Tell your legislators: chiropractic reduces health care costs, and a growing body of evidence is proving it
By Peter W. Crownfield, Executive Editor
Only weeks after the release of a Wellmark pilot study that suggests chiropractic reduces both costs and need for surgery, Milliman USA has released findings from "An Actuarial Analysis of the Impact of Chiropractic Care on the Costs of Medical Care for Patients With Common Spinal Diagnoses," a previously confidential report that adds to the evidence linking use of chiropractic services with significant cost savings.
Milliman USA was retained by Triad Healthcare, Inc.
- which administered the chiropractic program for the Wellmark study - to "conduct an actuarial analysis of the cost of medical care for commercially insured (non-Medicare) patients with certain common diagnoses." The analysis was intended to address the following question: 'Does inclusion of chiropractic benefits in a health plan change the total costs of health care for individuals with certain diagnoses, and if so, in what direction and by how much?'"
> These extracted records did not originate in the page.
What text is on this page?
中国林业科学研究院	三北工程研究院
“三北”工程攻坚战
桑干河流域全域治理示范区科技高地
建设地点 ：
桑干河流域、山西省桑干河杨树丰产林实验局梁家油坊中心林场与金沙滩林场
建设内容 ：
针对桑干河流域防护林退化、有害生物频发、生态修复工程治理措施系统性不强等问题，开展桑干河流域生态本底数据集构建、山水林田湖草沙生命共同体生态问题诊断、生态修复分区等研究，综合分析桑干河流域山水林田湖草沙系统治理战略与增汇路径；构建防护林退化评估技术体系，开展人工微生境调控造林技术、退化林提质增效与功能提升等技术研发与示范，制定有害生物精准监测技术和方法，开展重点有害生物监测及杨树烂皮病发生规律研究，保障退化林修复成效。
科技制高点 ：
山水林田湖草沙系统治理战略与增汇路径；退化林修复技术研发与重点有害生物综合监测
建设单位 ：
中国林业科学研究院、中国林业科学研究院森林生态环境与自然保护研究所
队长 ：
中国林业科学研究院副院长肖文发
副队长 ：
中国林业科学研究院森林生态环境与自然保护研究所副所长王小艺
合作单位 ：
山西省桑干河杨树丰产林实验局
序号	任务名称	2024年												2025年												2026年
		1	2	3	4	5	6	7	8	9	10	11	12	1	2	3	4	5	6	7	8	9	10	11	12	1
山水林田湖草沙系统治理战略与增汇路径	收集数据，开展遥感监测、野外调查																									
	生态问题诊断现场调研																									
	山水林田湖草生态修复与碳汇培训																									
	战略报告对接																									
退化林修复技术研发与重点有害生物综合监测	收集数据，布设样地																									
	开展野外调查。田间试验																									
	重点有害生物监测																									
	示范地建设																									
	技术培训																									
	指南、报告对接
To answer that question, Milliman analyzed two data sets: one representing approximately 1.9 million member months of claims data (1996-1998) for patients with common spinal diagnoses, and a second featuring 1998 claims data only, representing 665,000 member months. Spinal diagnoses were determined by the ICD-9 code included in the patient data. The first data set came from the MEDSTAT MarketScan Research Database, representing inpatient and outpatient health care utilization by patients nationwide who are covered by the benefit plans of large employers; the second comprised claims data from 14 managed care plans throughout the U.S. provided by a physician-profiling vendor.
According to the executive summary of the report, "[T]he two analyses indicate that spinal patients who seek chiropractic coverage have materially lower health care costs than those who do not. The difference is consistent in all years and between the two data sets. The difference range from 10% to 23% lower costs for those patients who sought [chiropractic] care."
Specifically, total costs per member, per month for patients who sought chiropractic care in 1996, 1997 and 1998 (the first data set) were $178.86, $183.41 and $197.42, respectively, compared with total costs of $231.21, $220.45 and $242.75 for patients who did not seek chiropractic care. Analysis of the second data set showed a similar trend: In 1998, per-member, per-month costs for patients who sought chiropractic care were $213.83 vs. $236.27 for patients not seeking care.
The report then projects these cost savings to a 1 million member population with an assumed incidence of "common spinal diagnoses" of 6 percent and an assumed 50/50 ratio of members seeking chiropractic care vs. those not seeking care, and an assumed per-member, per-month cost savings of $40, leading to a total monthly savings of $1.2 million. Doing a little projecting of our own, that's a total annual savings of $14.4 million when a mere 1 million spinal patients utilize chiropractic care.